Spark offers some great streaming functionalities. Recently https://spark.rstudio.com/guides/streaming/ R gained streaming capabilities via sparklyR using structured streaming.
https://spark.apache.org/docs/latest/structured-streaming-programming-guide.html supports many JOIN variants (watermarked within a certain window)
How can I use these windowing capabilities with sparklyR?
edit
I am interested in two cases:
Windowed aggregation
(scala)
val windowedCounts = words
.withWatermark("timestamp", "10 minutes")
.groupBy(
window($"timestamp", "10 minutes", "5 minutes"),
$"word")
.count()
(R)
stream_watermark(df, column="timestamp", threshold="10 minutes")
replaces
This .withWatermark("timestamp", "10 minutes")
Where can I find window($"timestamp", "10 minutes", "5 minutes"),
?
Streaming joins
How is https://spark.apache.org/docs/latest/structured-streaming-programming-guide.html#inner-joins-with-optional-watermarking ported to sparklyR?

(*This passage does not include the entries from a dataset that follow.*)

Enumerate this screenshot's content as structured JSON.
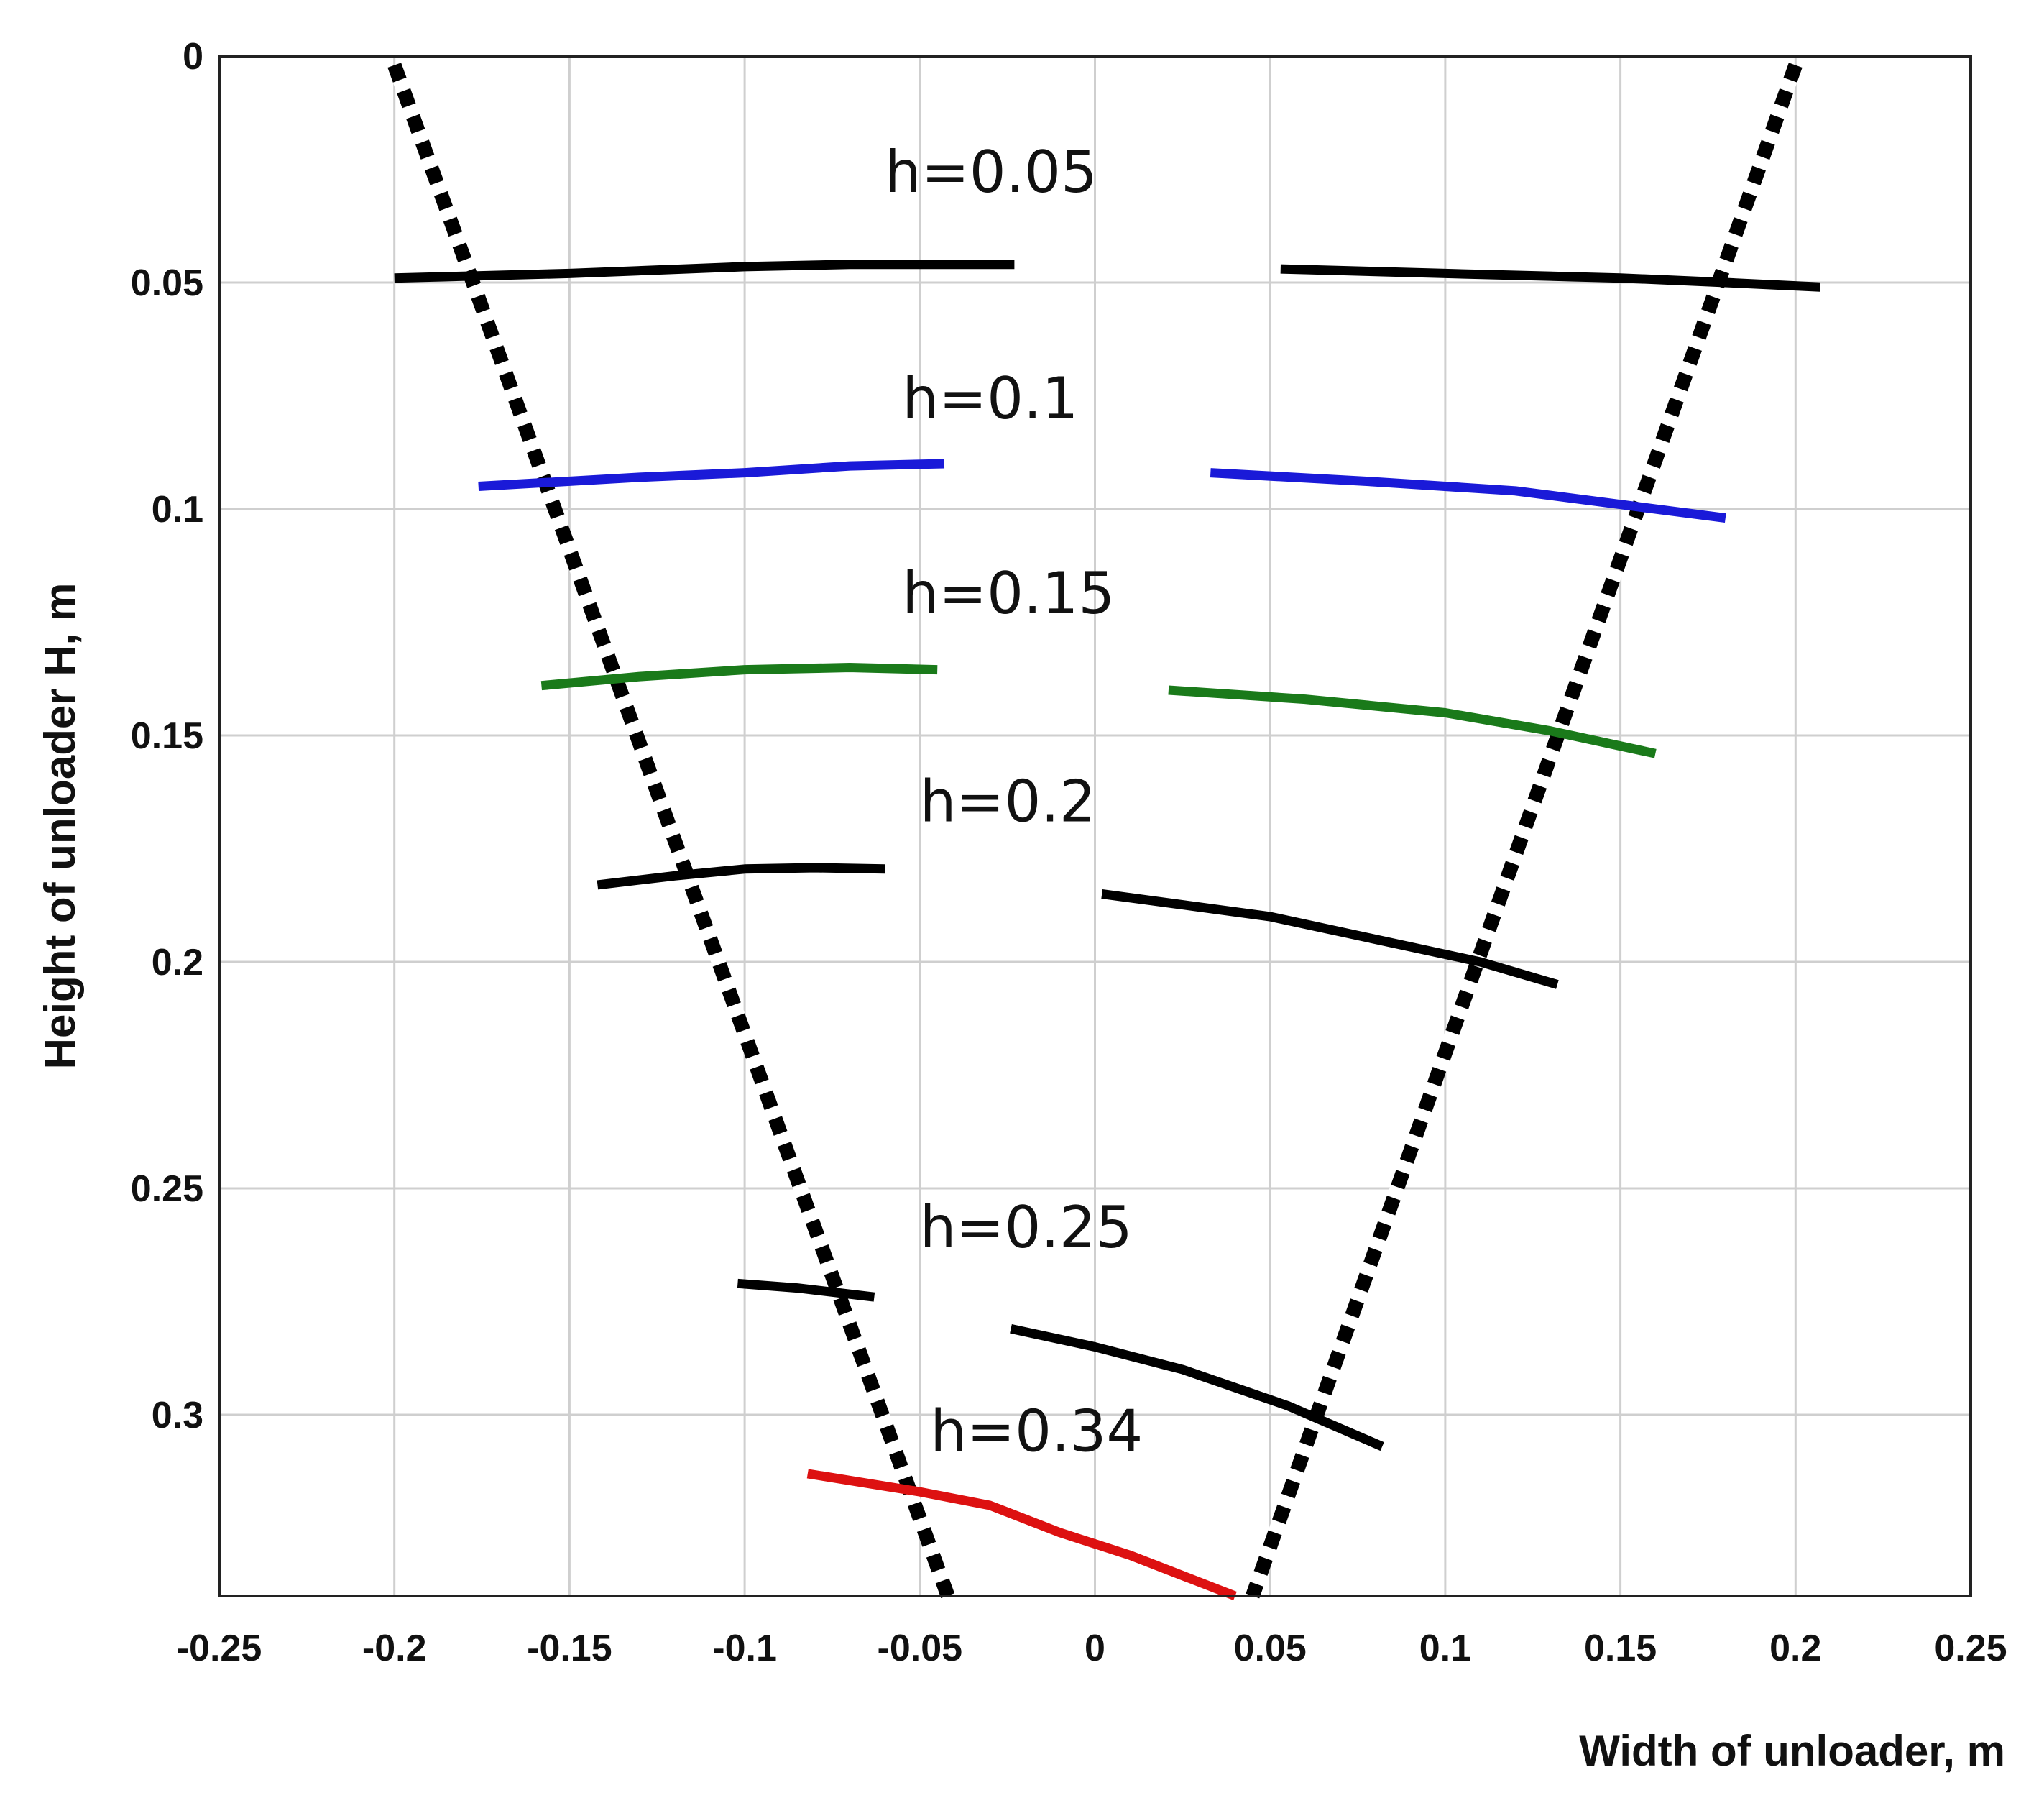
{
  "chart_data": {
    "type": "line",
    "title": "",
    "xlabel": "Width of unloader, m",
    "ylabel": "Height of unloader H, m",
    "xlim": [
      -0.25,
      0.25
    ],
    "ylim": [
      0,
      0.34
    ],
    "y_inverted": true,
    "grid": true,
    "x_ticks": [
      -0.25,
      -0.2,
      -0.15,
      -0.1,
      -0.05,
      0,
      0.05,
      0.1,
      0.15,
      0.2,
      0.25
    ],
    "x_tick_labels": [
      "-0.25",
      "-0.2",
      "-0.15",
      "-0.1",
      "-0.05",
      "0",
      "0.05",
      "0.1",
      "0.15",
      "0.2",
      "0.25"
    ],
    "y_ticks": [
      0,
      0.05,
      0.1,
      0.15,
      0.2,
      0.25,
      0.3
    ],
    "y_tick_labels": [
      "0",
      "0.05",
      "0.1",
      "0.15",
      "0.2",
      "0.25",
      "0.3"
    ],
    "boundary_lines": [
      {
        "name": "left-boundary",
        "style": "dashed",
        "color": "#000000",
        "points": [
          [
            -0.2,
            0.002
          ],
          [
            -0.042,
            0.34
          ]
        ]
      },
      {
        "name": "right-boundary",
        "style": "dashed",
        "color": "#000000",
        "points": [
          [
            0.2,
            0.002
          ],
          [
            0.045,
            0.34
          ]
        ]
      }
    ],
    "series": [
      {
        "name": "h=0.05",
        "color": "#000000",
        "label": "h=0.05",
        "label_at": [
          -0.06,
          0.03
        ],
        "segments": [
          [
            [
              -0.2,
              0.049
            ],
            [
              -0.15,
              0.048
            ],
            [
              -0.1,
              0.0465
            ],
            [
              -0.07,
              0.046
            ],
            [
              -0.023,
              0.046
            ]
          ],
          [
            [
              0.053,
              0.047
            ],
            [
              0.1,
              0.048
            ],
            [
              0.15,
              0.049
            ],
            [
              0.18,
              0.05
            ],
            [
              0.207,
              0.051
            ]
          ]
        ]
      },
      {
        "name": "h=0.1",
        "color": "#1a1ad8",
        "label": "h=0.1",
        "label_at": [
          -0.055,
          0.08
        ],
        "segments": [
          [
            [
              -0.176,
              0.095
            ],
            [
              -0.13,
              0.093
            ],
            [
              -0.1,
              0.092
            ],
            [
              -0.07,
              0.0905
            ],
            [
              -0.043,
              0.09
            ]
          ],
          [
            [
              0.033,
              0.092
            ],
            [
              0.08,
              0.094
            ],
            [
              0.12,
              0.096
            ],
            [
              0.15,
              0.099
            ],
            [
              0.18,
              0.102
            ]
          ]
        ]
      },
      {
        "name": "h=0.15",
        "color": "#1a7a1a",
        "label": "h=0.15",
        "label_at": [
          -0.055,
          0.123
        ],
        "segments": [
          [
            [
              -0.158,
              0.139
            ],
            [
              -0.13,
              0.137
            ],
            [
              -0.1,
              0.1355
            ],
            [
              -0.07,
              0.135
            ],
            [
              -0.045,
              0.1355
            ]
          ],
          [
            [
              0.021,
              0.14
            ],
            [
              0.06,
              0.142
            ],
            [
              0.1,
              0.145
            ],
            [
              0.13,
              0.149
            ],
            [
              0.16,
              0.154
            ]
          ]
        ]
      },
      {
        "name": "h=0.2",
        "color": "#000000",
        "label": "h=0.2",
        "label_at": [
          -0.05,
          0.169
        ],
        "segments": [
          [
            [
              -0.142,
              0.183
            ],
            [
              -0.12,
              0.181
            ],
            [
              -0.1,
              0.1795
            ],
            [
              -0.08,
              0.1792
            ],
            [
              -0.06,
              0.1795
            ]
          ],
          [
            [
              0.002,
              0.185
            ],
            [
              0.05,
              0.19
            ],
            [
              0.08,
              0.195
            ],
            [
              0.11,
              0.2
            ],
            [
              0.132,
              0.205
            ]
          ]
        ]
      },
      {
        "name": "h=0.25",
        "color": "#000000",
        "label": "h=0.25",
        "label_at": [
          -0.05,
          0.263
        ],
        "segments": [
          [
            [
              -0.102,
              0.271
            ],
            [
              -0.085,
              0.272
            ],
            [
              -0.063,
              0.274
            ]
          ],
          [
            [
              -0.024,
              0.281
            ],
            [
              0.0,
              0.285
            ],
            [
              0.025,
              0.29
            ],
            [
              0.055,
              0.298
            ],
            [
              0.082,
              0.307
            ]
          ]
        ]
      },
      {
        "name": "h=0.34",
        "color": "#dd1111",
        "label": "h=0.34",
        "label_at": [
          -0.047,
          0.308
        ],
        "segments": [
          [
            [
              -0.082,
              0.313
            ],
            [
              -0.05,
              0.317
            ],
            [
              -0.03,
              0.32
            ],
            [
              -0.01,
              0.326
            ],
            [
              0.01,
              0.331
            ],
            [
              0.04,
              0.34
            ]
          ]
        ]
      }
    ]
  }
}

// Join with event-time constraints
impressionsWithWatermark.join(
clicksWithWatermark,
expr("""
clickAdId = impressionAdId AND
clickTime >= impressionTime AND
clickTime <= impressionTime + interval 1 hour
""")
)
trigger
How can I set triggers as defined in: https://spark.apache.org/docs/latest/structured-streaming-programming-guide.html#triggers
stream_trigger_interval
can specify fixed trigger intervals, but what about unspecified or run once or continous?